I often tell patients with palpitations and even blackouts that coffee and tea may be the cause. Stopping it may avoid more investigations and invasive treatments.
Where did coffee come from?
This site takes you through the origins of coffee. It appears that dancing goats in Ethiopia lead the goat gerder to look for the cause- coffee beans that they had eaten. Now it is one of the largest commodities traded in the world. And it tastes good!
Although originating in the Muslim world, initially declared “Haraam” or sinful, and then declared “Hala” or permissible by the Ottomans, Pope Clement VIII sampled coffee for himself and decreed that it was indeed a Christian as well as a Muslim drink.
Inside the red fruit of coffea lie two green coffee “beans”. The rich brown hue to appear only after roasting. In fact, they are fruit, and the seed is the coffee bean you need!
Evidence of benefit
Here is a tale from a very worthy journal suggesting that high coffee intake may be linked to reduced mortality. It was a randomised trial. This is the gold standard of evidence. BUT still it is by no means certain that these high coffee drinkers were not different from the non coffee drinkers in some other way, although the study did try to control for smoking habits, social class, body mass index etc.
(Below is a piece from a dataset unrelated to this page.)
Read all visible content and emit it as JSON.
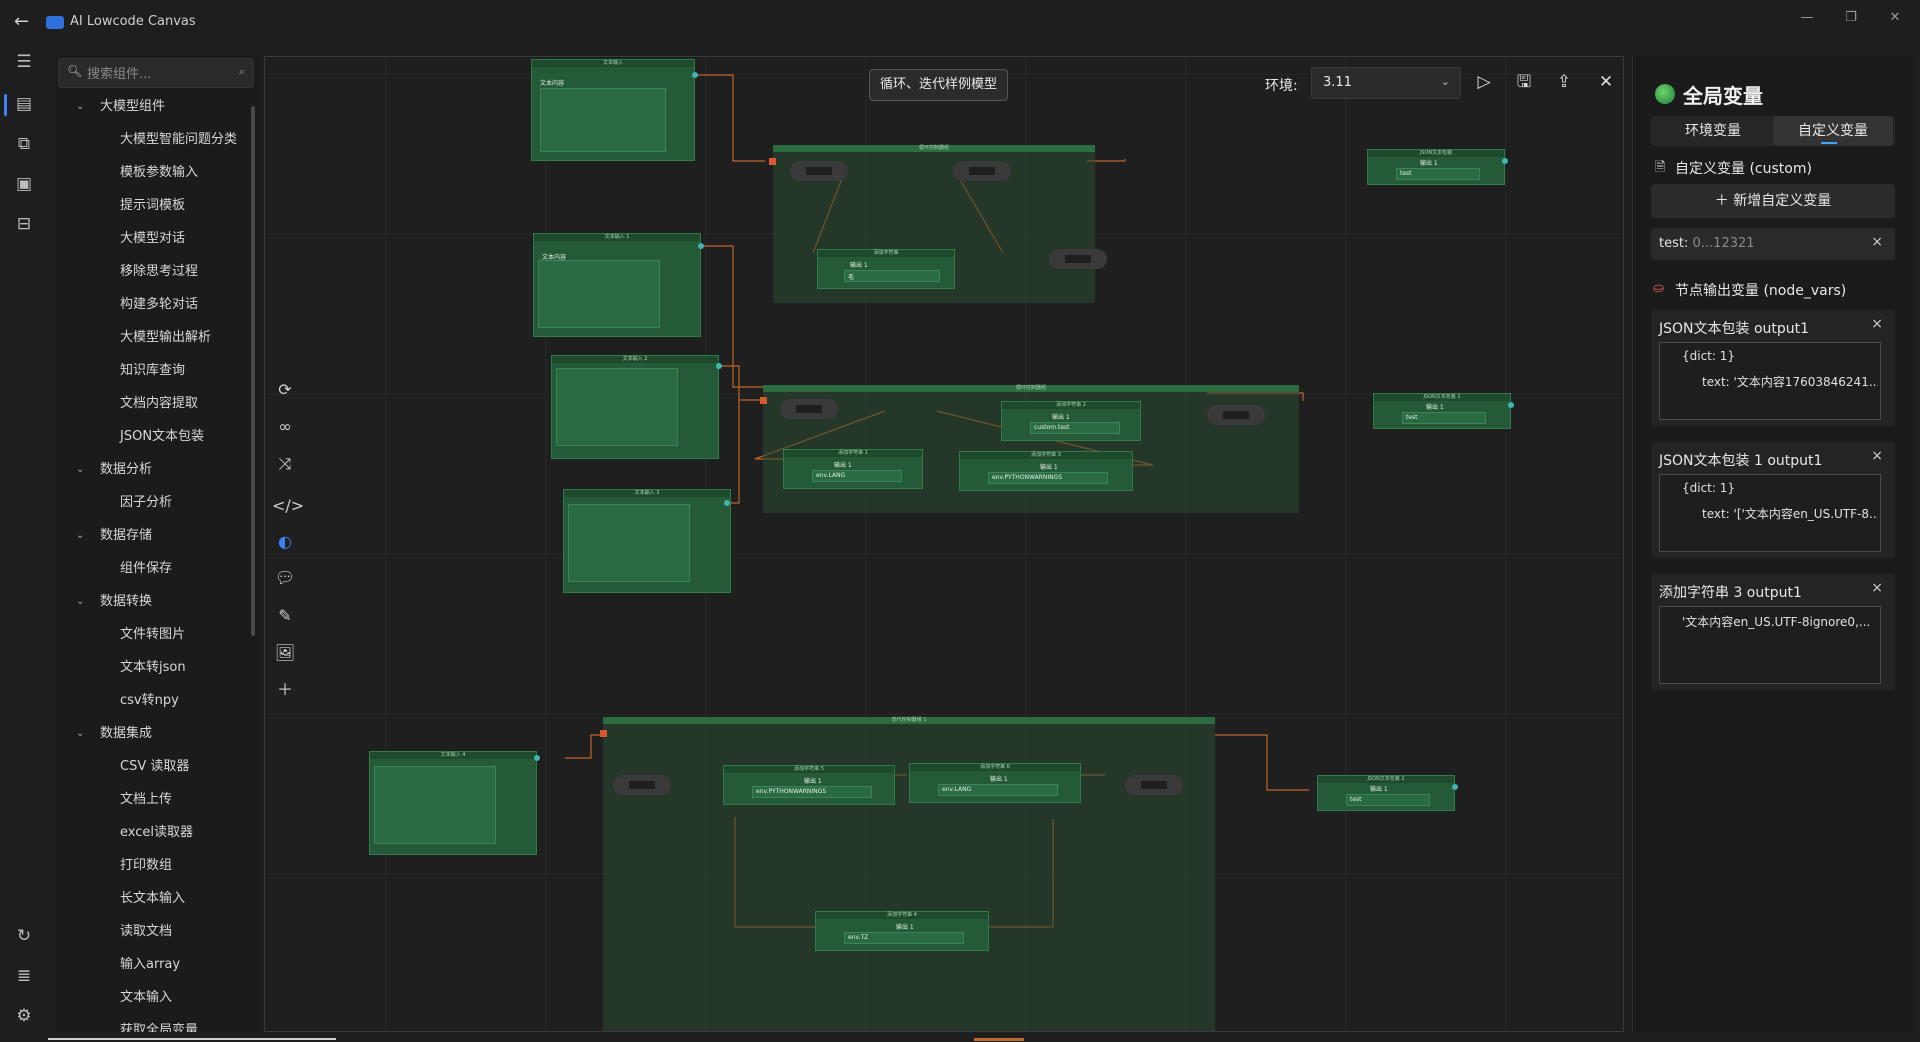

It will make you pass water. It can give you palpitations. It can make you anxious and irritable. It might increase your heartburn. And the Buzz can wear off. Evidence suggests there can be a reliance on the drink, and tolerance builds over time.
Finally, it can be addictive. So beware. Going cold turkey now and again will keep the addictive tendancies at bay. Withdrawal symptoms include a headache, fatigue, irritability, difficulty concentrating, and depressed mood.
If you like coffee and are not getting side effects, then keep on going. There seems no need to cut back on this ubiquitous and legal “high”.